Every year or so, I (re)join the ranks of hackers who decide they’d like to try building a microblogging tool. It’s sometimes after Twitter or Facebook does something cruddy to remind me that I’m the product. Sometimes, it’s when jerks have the run of the place and no one can do anything about it. Often these things are highly correlated.
Silos & Sovereignty
To just build another silo would be a mistake. So, as usual, my thinking strays toward decentralization & user sovereignty. That is, empower people to put their stuff in lots of different places online that treat them like royalty – often because they’re paying customers.
Historically, this tends to offer a terrible experience. To write on your own piece of the web, for example, you have to rent a domain & a server. Then, get some kind of publishing tool working. Oh, and be sure to keep everything updated & running.
All of this requires hours of study and tinkering better spent doing something else. You know, like the things that prompted you to have thoughts worth sharing in the first place.
The Great Big Block Party on the Web
Still, circa 2002 or so, we had us a great big block party on the web. The experience was so compelling that plenty of full- and part-time geeks braved the tech gauntlet to participate in the emergent blogosphere. Good times, fun hacks.
But, some folks had notions to make this even easier & more accessible – and thereby rope in a much broader swath of humanity. Ditch decentralization. Simplify discovery. Provide the servers and the software. Improve the on-ramps. Make it free-as-in-beer.
And it worked. The network effects of throwing open the doors on massive party silos soon dwarfed our little hobby homesteads on the open web.
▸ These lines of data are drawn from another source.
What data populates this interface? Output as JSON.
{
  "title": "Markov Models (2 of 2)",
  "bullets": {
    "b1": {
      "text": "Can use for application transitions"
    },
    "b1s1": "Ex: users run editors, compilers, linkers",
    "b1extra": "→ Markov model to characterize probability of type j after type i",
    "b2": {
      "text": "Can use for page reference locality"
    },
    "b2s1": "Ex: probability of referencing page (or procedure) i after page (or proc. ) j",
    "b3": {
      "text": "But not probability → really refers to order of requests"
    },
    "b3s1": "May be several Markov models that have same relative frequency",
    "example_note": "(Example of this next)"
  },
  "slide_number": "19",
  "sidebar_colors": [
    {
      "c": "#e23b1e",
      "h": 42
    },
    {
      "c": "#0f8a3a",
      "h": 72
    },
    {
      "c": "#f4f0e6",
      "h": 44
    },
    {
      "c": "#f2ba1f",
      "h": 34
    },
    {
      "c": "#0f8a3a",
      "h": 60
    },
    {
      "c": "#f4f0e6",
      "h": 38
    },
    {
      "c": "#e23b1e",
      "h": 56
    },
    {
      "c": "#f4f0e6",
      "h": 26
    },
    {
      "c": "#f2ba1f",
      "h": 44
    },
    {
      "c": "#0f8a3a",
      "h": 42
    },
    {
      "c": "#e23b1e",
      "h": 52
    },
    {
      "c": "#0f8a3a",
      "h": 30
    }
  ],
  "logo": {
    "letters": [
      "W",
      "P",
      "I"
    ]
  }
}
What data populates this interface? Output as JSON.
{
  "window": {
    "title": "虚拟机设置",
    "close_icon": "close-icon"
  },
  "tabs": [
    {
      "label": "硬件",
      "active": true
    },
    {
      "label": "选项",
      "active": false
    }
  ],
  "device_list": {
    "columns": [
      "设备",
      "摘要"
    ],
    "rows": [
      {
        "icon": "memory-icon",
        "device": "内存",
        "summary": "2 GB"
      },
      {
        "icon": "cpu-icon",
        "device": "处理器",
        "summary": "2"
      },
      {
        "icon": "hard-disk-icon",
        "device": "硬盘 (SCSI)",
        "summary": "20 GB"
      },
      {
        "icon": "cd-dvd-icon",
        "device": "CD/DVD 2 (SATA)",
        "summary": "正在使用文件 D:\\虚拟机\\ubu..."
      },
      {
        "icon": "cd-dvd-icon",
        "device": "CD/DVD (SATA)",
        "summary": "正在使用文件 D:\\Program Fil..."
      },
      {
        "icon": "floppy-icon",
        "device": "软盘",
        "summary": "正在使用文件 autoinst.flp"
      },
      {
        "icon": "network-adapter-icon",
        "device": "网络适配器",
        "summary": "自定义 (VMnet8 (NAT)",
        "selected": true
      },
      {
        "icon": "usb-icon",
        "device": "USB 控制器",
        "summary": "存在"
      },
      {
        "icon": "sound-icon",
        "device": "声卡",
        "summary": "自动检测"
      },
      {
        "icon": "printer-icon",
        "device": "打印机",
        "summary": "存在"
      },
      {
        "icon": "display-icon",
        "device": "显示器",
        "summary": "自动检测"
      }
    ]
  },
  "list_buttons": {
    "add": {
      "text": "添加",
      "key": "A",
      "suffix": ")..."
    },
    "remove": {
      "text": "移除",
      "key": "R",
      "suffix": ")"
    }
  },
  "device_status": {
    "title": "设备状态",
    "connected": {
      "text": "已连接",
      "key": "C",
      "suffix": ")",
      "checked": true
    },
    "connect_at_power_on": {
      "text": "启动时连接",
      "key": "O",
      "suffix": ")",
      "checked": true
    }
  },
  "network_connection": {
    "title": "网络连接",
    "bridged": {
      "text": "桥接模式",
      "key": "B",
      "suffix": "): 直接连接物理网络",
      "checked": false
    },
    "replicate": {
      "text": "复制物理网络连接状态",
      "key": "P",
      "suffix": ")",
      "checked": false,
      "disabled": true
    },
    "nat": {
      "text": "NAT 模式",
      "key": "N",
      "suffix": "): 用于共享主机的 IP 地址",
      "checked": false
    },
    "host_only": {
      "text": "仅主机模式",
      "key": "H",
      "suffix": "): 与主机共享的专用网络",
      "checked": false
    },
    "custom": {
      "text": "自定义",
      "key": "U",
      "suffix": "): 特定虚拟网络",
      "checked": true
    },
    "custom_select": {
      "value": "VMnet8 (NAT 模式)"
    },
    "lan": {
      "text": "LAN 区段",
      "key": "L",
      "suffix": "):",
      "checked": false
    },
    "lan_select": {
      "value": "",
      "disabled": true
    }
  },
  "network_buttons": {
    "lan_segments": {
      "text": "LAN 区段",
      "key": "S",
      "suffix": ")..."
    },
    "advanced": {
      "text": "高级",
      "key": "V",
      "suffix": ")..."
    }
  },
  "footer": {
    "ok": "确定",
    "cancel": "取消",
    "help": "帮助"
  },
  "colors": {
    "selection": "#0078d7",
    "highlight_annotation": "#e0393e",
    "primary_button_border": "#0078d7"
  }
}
By the time I get a proper blog running and build myself a blogroll, you’ve already gotten on both Twitter and Facebook and started making fun of me with all your new friends.
However much I might grouse about the fix we find ourselves in now, it’s undeniable that these social networking silos have had massive success in connecting people around the world. You know, that thing we always dreamed the Internet would do?
Free as in Lunch
There ain’t no such thing as a free lunch, though. Servers, developers, and bandwidth all cost money. As it turns out, though, having all these people partying in one place generates a big steaming heap of attention & data. Certain parties are willing to pay for (or semi-legally demand) access to this rich humus, because it helps their businesses grow.
The unfortunate thing, though, is that this optimizes for treating people like organic waste. The only real concern is that you don’t raise too much of a stink and just keep stewing in the pile producing valuable nutrients.
That’s what it means to be the product rather than the customer. You have little control or influence. Maybe, just maybe, if you and a bunch of other people shout loud & long enough, they’ll turn & aerate the compost. That may not accomplish what you hoped.
Most people seem okay with the trade, though. Putting up with monitoring & marketing can be an acceptable cover charge, given the alternatives. I’m no exception: I’ve been complacent enough over the past decade – because I get to talk to family, friends, and interesting folks without yak shaving on my hobby server. (Not yak shaving about this particular thing, anyway.)
But, I haven’t clicked on a banner in forever, and I’ve gotten really cynical about marketing in general. More often than not, an ad drives me to actively avoid the product. Seems like the silos really have to work to squeeze value out of me. Seriously, some days I feel like I’m pulling a con on every single free-beer service on the web.
My hunch is that the party will wind down, someday. But, maybe not soon and maybe not for everyone: We still have a few billion people on the planet yet to get in the door. Those folks get to carry my freeloading butt. But, I bet things will start to look less familiar as time goes on and the silos catch on and stop targeting me.
Party Like it’s 2002?
Still, it feels like the stink from the pile is rising steadily. Fresh folks might keep it rolling, but maybe veterans and cynical newcomers will look for something different. We have ephemeral messaging apps like Snapchat, anonymous spew like Secret, and continual complaints about meddling with the news feed.
People object when they notice the creepy guys wandering around with clipboards, eavesdropping on conversations and randomly rearranging furniture in the room. Nothing really new, but it isn’t going away. Maybe it’ll rise to some level of notice and snowball?
I wonder if we’ll have an opportunity to revisit the Great Web Block Party of 2002? Could we convince more people to pay money and tolerate complexity – even just a little – in exchange for their own pieces of the web?
Maybe. But, I think it will take a better balance of payment & annoyance vs privacy & sovereignty. It also wouldn’t hurt if it made a profit for some folks – even if only as some nice lifestyle businesses. If I knew how to make that happen, though, I’d be doing it. That’s what keeps me at my day job – though it helps that my employer is looking at this stuff, albeit as a non-profit.
Of course, us old web hackers could just end up the new ham radio enthusiasts. We’ll get up early for our swap meets and trade links. Meanwhile, the world will have moved on from the web and we’ll have discovered that AOL was just ahead of its time.
That’s a depressing thought. I think I’ll go for a run, then return to tinkering to cheer myself up.